Fotoserie:Die Gläubigen (28)

Freitagsgebet
(Foto: Martin Schoeller)

Unsere Porträts von Gläubigen in New York - heute geht es um eine Katholikin mit mexikanischen Wurzeln, die bei Bedarf zu La Santa Muerte betet: zur heiligen Frau Tod.

Von Martin Schoeller

New York ist der Ort mit der größten Zahl unterschiedlicher Glaubensgemeinschaften. Der Fotograf Martin Schoeller porträtiert in seiner Kolumne jeden Freitag einen gläubigen Menschen aus dieser Stadt.

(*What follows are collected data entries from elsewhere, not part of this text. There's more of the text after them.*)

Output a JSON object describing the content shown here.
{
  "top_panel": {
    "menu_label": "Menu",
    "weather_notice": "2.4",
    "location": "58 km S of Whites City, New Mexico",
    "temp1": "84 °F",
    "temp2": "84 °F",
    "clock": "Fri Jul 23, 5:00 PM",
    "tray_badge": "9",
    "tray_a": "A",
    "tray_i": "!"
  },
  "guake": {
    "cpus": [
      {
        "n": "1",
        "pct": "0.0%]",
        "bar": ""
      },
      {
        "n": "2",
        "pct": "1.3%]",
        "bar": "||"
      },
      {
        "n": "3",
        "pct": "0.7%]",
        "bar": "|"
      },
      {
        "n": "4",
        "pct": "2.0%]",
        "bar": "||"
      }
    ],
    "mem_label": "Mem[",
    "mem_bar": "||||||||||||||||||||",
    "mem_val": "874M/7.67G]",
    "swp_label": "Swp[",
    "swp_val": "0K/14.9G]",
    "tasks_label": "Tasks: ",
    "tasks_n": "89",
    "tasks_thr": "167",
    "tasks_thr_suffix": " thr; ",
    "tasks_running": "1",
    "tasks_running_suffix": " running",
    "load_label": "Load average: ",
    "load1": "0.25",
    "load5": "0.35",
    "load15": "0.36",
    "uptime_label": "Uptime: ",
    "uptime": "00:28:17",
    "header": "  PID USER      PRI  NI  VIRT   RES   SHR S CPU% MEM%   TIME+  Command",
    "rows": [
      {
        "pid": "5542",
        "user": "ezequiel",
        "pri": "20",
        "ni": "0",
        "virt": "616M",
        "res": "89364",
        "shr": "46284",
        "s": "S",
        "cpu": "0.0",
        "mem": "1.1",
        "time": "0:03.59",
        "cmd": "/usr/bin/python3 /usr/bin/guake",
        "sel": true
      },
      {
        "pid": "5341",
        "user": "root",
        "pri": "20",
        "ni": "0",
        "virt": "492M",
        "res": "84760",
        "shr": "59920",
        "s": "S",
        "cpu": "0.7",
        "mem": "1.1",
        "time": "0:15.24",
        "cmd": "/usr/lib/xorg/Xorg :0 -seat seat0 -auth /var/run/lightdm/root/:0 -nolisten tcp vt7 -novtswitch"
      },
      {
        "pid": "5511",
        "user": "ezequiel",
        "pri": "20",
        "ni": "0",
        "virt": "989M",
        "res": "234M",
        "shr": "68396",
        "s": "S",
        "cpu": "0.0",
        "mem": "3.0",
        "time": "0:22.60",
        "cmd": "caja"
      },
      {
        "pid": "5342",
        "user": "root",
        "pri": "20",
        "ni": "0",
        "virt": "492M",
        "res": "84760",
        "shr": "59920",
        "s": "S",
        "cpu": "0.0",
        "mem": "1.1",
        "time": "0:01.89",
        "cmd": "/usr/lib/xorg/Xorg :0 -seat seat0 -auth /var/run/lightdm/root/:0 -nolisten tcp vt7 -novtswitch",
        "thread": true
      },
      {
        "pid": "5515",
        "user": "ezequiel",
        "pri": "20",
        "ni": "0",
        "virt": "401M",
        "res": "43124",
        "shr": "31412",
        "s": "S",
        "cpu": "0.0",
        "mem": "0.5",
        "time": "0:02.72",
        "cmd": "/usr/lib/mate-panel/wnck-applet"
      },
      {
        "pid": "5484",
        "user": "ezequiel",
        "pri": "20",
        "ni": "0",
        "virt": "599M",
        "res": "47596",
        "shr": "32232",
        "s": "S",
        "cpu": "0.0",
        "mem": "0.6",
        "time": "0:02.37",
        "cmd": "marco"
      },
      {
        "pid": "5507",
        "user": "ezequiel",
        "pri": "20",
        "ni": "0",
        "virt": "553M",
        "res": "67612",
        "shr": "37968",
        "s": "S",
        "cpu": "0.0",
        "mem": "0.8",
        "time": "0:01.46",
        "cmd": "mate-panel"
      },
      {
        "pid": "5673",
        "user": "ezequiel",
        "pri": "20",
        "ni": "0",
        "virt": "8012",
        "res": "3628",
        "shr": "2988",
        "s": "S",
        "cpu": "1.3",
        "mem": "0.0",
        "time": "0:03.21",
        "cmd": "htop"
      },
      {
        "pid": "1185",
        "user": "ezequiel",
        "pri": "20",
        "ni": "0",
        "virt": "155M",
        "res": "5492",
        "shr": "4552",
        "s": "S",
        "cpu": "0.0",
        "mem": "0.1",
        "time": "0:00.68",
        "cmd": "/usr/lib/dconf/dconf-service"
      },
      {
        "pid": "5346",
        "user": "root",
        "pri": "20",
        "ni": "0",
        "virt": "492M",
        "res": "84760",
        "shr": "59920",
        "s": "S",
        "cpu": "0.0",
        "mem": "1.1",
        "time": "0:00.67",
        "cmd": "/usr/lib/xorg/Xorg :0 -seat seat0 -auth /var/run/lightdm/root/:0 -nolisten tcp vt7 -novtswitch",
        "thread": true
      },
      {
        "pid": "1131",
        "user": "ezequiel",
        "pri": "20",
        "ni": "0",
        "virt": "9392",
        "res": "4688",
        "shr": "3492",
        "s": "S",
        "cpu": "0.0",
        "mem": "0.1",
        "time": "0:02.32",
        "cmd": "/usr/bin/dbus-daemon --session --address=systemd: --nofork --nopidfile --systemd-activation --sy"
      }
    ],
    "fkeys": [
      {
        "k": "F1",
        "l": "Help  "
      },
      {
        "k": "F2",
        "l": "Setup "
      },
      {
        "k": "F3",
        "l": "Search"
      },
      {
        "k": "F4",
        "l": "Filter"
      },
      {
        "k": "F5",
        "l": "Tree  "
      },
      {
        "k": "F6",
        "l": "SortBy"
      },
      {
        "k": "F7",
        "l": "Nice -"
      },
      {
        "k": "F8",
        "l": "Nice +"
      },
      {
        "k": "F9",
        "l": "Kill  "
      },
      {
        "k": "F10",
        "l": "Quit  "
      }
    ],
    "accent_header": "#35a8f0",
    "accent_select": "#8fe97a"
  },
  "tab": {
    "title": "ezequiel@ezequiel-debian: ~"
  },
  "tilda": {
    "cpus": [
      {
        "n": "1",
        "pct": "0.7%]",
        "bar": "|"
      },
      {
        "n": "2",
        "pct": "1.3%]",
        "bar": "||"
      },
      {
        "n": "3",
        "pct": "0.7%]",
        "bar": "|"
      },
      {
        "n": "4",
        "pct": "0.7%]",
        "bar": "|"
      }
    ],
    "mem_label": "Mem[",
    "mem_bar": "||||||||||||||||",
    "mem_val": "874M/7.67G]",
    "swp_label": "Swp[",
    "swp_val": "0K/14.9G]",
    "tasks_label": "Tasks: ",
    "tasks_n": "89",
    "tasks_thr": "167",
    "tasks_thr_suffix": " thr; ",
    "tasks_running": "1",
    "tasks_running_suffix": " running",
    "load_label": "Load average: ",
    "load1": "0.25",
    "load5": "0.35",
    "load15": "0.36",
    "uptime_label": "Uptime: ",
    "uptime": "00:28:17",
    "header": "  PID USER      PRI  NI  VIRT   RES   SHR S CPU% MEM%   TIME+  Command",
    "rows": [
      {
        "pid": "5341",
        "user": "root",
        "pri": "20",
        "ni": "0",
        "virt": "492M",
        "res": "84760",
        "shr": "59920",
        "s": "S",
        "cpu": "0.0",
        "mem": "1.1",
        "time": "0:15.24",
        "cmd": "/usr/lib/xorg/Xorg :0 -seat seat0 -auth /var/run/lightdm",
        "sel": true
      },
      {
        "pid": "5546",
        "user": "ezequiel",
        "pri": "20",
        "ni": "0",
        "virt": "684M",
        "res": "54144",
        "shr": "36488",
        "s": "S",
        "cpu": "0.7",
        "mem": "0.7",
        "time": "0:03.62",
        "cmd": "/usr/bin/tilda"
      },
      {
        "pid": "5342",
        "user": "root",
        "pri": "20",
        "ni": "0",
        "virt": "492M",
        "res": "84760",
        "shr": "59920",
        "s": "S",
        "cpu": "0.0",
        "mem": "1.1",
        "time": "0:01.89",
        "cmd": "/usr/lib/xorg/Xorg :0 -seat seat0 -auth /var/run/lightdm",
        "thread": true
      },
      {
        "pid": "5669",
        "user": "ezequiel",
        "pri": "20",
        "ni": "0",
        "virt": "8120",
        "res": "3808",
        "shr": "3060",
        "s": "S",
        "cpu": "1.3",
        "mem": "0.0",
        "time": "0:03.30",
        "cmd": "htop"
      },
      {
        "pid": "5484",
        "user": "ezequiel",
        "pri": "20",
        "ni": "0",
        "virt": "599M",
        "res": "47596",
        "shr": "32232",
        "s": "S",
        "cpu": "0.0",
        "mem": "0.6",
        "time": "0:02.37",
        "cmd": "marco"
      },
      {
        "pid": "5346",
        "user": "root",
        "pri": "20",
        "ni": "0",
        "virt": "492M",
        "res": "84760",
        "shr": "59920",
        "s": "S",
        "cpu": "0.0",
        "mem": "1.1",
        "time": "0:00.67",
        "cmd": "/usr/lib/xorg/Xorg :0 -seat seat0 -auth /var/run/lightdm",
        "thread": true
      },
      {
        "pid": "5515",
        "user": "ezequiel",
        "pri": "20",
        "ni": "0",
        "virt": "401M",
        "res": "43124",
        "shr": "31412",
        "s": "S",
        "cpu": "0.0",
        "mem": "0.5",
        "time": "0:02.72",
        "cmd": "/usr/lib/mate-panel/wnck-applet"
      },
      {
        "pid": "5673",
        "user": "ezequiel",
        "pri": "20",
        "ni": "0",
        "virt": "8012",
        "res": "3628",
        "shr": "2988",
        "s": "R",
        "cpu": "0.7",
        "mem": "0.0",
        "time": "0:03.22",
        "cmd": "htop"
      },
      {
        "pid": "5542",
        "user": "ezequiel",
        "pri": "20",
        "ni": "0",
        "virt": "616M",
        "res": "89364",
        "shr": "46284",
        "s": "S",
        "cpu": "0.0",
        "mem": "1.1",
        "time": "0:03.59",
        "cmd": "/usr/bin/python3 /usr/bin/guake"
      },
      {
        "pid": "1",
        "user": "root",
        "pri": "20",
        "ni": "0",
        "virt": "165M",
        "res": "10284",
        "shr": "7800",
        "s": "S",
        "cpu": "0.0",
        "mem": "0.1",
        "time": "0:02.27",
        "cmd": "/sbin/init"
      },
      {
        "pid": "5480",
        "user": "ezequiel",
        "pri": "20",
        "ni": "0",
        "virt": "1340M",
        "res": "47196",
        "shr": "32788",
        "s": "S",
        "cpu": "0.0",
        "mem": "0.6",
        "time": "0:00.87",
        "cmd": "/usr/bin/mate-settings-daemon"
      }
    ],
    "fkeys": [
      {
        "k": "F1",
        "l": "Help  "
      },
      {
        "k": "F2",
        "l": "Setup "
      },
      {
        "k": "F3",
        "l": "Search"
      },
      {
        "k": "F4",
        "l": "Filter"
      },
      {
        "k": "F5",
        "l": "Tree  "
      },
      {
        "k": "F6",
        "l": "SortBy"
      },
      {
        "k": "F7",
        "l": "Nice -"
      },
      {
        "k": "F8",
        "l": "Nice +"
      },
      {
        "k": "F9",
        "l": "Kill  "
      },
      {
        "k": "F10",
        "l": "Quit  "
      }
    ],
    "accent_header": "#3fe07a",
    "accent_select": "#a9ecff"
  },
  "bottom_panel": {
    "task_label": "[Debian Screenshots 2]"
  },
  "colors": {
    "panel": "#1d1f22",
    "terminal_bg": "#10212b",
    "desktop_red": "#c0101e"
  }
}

Guadalupe Lopez. La Santa Muerte. Ich habe Santa Muerte, die "Heilige Frau Tod", das erste Mal auf dem Altar meines Bruders in New Jersey gesehen. Ich hatte Respekt vor diesem Bild des heiligen Todes. Dann erwählte sie mich in einem Traum aus. Sie wird seit dreitausend Jahren in Mexiko verehrt, sie war die Göttin des Todes bei den Azteken. Die katholische Kirche erkennt sie nicht als Heilige an. Dagegen hat es in Mexiko schon Proteste gegeben. Halb Mexiko glaubt an sie. Ich bin zwar Katholikin - meine Eltern nahmen mich sonntags immer mit zur Messe -, aber ich glaube gleichzeitig an Santa Muerte. Wir verehren sie wie andere Heilige und die Gottesmutter Maria durch Gebete und Rosenkränze. Es gibt Bücher über sie. Sie sagt, dass wir geboren wurden, um zu sterben. Bevor sie der heilige Tod wurde, war sie der Engel des Todes, den Gott schuf. Ich glaube nur an einen Gott, verehre aber Santa Muerte und auch die anderen Heiligen. Sie lässt mich die schlechten Momente überwinden und macht mich stärker. Als ich arbeitslos war, betete ich - und sie half mir. Sie hilft aber nur Menschen, die aus der Tiefe ihres Herzens um Hilfe bitten. Viele Menschen lassen sich ein Bild von ihr tätowieren, wenn ihnen geholfen wurde. Es ist ein Zeichen des Zurückgebens. Ich habe drei Tattoos von Santa Muerte. Meine Kinder sind Christen, aber ich werde sie nicht zwingen, an Santa Muerte zu glauben. Das wird ihre eigene Wahl sein.